Most Asian equity indices are trading in green this morning, with the Kospi (+ 7.7% currently) outperforming after the sell-off end last week/yesterday. Oil eases back to $93 p/b. US yields decline marginally (-1 bp across the curve) as does the dollar (EUR/USD 1.1545). The eco calendar mostly contains ‘second tier’ data including US NFIB small business confidence, ADP weekly employment statistics and US trade data. Later in US dealings the US Treasury will start its monthly refinancing operation with a $58 bln sale of 3-y Notes. Aside from ‘headline risk’ related to the conflict in the Middle East, markets are looking forward to tomorrow’s US CPI. An upward surprise would probably reinforce Fed rate hike speculation. This also might become an additional supportive for the dollar and to some extent soften the link between the dollar and the oil price. In Hungary we keep an eye at the May inflation figures as they are important input for the National Bank of Hungary as it ponders the room for some gradual policy easing after recent improvement in domestic risk premia.
News & Views
• The NY Fed’s consumer survey had its one-year-ahead inflation gauge decrease by 0.1 ppt to 3.5% in May.

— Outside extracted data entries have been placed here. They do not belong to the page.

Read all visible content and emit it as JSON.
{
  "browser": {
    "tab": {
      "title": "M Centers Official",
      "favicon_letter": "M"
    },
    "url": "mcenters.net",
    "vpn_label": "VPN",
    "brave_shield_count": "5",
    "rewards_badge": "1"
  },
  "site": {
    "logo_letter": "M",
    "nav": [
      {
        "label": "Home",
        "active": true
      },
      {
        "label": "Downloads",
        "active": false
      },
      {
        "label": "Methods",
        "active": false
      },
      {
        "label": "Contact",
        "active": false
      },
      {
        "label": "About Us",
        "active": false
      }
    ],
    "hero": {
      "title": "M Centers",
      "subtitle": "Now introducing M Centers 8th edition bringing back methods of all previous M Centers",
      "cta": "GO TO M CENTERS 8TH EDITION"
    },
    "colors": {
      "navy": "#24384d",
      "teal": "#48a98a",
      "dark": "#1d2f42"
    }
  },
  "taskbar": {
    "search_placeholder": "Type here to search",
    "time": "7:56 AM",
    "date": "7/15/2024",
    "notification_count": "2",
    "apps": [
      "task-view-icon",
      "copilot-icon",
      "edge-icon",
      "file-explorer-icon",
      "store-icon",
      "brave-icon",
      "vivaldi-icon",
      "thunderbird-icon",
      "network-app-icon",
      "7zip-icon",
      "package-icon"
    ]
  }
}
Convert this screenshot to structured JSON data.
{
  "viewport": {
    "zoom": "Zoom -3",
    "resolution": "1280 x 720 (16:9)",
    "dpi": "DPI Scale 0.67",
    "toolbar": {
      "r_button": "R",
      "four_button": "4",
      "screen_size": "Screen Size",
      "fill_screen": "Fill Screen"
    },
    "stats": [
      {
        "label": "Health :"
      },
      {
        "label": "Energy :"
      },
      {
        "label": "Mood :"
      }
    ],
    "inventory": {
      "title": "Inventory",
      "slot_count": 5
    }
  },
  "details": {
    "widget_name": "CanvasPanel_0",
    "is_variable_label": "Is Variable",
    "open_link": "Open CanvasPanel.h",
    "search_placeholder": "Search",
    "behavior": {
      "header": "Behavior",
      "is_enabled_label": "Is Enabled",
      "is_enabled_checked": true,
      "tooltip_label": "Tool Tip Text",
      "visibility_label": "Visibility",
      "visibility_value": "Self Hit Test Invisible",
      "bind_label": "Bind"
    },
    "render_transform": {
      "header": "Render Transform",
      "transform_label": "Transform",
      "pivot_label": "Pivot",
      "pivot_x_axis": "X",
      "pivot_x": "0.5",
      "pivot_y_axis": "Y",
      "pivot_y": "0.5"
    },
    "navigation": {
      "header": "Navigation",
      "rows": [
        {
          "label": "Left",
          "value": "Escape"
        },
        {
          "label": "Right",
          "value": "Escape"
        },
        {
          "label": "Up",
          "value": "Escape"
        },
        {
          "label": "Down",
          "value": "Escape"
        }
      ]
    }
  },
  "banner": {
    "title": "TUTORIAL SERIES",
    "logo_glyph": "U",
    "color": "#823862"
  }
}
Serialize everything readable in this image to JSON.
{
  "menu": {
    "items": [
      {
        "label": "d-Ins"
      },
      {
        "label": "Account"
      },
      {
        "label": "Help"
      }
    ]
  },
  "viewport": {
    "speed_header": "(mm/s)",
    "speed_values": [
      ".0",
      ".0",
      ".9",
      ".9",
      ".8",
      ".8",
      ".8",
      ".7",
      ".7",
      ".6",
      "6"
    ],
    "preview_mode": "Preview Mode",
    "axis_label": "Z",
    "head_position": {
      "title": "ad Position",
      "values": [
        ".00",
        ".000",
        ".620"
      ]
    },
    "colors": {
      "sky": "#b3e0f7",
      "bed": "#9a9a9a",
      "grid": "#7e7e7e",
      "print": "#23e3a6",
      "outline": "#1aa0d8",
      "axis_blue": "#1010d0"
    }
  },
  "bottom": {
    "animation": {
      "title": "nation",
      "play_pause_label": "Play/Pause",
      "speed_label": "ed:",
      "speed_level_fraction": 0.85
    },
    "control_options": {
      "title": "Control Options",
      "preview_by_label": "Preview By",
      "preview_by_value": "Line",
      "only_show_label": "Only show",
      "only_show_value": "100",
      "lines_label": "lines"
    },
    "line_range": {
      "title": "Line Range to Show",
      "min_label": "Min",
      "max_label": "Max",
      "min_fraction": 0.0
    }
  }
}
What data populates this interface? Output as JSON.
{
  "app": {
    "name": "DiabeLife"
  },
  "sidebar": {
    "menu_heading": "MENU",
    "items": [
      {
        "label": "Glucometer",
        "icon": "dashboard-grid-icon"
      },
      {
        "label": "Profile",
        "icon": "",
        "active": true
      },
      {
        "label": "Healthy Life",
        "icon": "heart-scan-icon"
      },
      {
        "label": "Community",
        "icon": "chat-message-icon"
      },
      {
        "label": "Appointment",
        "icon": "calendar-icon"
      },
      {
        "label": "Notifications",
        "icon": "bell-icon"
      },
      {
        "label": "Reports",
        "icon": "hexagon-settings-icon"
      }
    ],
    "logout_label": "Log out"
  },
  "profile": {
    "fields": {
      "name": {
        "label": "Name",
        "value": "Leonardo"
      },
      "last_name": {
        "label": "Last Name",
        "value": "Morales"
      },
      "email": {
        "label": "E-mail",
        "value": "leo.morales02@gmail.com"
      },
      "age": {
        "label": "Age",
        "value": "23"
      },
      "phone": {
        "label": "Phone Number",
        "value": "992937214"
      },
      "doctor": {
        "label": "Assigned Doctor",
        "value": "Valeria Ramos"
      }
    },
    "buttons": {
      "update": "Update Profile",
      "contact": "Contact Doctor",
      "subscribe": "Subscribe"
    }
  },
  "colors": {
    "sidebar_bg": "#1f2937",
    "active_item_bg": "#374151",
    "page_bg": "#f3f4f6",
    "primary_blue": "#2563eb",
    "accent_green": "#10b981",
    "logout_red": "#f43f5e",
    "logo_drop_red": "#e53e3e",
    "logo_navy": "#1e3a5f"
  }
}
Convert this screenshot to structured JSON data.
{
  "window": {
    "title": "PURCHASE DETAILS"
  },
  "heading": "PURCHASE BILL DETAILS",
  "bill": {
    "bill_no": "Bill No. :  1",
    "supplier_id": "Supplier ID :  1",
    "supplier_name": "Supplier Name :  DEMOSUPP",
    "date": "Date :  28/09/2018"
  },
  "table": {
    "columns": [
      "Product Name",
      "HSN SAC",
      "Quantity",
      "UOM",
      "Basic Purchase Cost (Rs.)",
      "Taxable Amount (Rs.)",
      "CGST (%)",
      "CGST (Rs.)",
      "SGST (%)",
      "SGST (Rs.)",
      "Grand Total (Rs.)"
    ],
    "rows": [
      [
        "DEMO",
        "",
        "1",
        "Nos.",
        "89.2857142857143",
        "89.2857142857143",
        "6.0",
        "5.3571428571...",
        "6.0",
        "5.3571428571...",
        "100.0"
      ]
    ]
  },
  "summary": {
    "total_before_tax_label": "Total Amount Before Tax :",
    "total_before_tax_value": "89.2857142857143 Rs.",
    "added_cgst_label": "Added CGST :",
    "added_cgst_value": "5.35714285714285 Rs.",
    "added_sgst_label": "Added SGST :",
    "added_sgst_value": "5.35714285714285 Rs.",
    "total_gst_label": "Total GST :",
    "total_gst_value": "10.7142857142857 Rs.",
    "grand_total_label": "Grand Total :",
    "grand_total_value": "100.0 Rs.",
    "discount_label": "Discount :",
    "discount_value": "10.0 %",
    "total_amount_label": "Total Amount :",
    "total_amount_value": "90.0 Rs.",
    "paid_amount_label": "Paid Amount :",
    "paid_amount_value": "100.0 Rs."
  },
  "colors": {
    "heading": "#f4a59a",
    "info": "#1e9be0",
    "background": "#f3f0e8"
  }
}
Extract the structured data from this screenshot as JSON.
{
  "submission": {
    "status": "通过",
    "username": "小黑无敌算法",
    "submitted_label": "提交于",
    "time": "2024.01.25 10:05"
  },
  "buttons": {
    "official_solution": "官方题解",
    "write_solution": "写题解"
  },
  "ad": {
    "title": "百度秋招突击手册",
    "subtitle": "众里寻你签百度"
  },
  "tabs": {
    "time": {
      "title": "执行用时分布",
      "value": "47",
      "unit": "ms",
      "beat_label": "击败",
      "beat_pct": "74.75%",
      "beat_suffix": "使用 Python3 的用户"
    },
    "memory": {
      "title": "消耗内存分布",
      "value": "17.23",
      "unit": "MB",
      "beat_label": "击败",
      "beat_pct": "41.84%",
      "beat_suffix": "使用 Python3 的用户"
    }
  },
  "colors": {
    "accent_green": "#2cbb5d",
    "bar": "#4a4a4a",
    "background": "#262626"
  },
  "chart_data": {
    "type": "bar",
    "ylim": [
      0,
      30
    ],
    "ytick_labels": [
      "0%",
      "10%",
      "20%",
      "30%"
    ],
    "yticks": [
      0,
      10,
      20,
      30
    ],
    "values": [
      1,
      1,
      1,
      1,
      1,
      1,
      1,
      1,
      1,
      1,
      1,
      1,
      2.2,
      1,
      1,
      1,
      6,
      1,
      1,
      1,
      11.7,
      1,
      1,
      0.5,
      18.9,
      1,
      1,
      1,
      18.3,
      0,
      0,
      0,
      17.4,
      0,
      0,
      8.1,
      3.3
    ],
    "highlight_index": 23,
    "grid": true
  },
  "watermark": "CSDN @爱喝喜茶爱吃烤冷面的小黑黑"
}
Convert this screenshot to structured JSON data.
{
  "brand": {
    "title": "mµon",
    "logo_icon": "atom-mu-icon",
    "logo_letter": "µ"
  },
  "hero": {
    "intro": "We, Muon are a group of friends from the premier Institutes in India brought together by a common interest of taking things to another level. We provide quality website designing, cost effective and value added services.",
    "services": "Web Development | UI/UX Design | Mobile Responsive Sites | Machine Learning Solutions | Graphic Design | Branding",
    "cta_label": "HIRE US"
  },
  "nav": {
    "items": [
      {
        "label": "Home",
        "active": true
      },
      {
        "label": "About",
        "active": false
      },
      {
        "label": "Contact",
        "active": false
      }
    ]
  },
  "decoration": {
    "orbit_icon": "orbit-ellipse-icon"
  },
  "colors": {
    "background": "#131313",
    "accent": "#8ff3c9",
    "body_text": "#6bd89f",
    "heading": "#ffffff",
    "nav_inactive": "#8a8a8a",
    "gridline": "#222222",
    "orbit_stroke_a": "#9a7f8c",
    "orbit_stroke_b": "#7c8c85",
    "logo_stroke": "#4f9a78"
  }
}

Both the 3-yr and 5-yr horizons were unchanged at 3.1% and 3%. Expectations for future credit availability deteriorated, with a lower share of respondents expecting it will be easier to obtain credit in the year ahead. Perceptions of credit access compared to a year ago remained largely unchanged. When asked if they would lose their current job, 43.7% thought it probable to find a new one. That’s down 2.3 ppts, below the 12-month trailing average of 46.8% and the lowest since December 2025. The perceived probability of actually losing their job rose by 0.5 ppt to 15.1%, above the series’ 12-month trailing average of 14.4%.
Total retail sales in the UK increased by 3.7% in May, BRC data showed this morning. The biggest rise since April 2025 was much better than the 0.8% expected but came after a 3% slump in April. The BRC chief executive said that “May’s heatwave drove a surge in outdoor and summer goods. Clothing and footwear returned to growth as shoppers snapped up summer essentials like sandals and sunglasses. There was also roaring trade in fans, lighter bedding, and outdoor toys, and food sales were lifted by bank holiday barbecues.” Both food (3.9%) and non-food (3.5%) supported sales and both recovered from April. Same store sales rose by 3.4% after printing a same-sized drop the month before.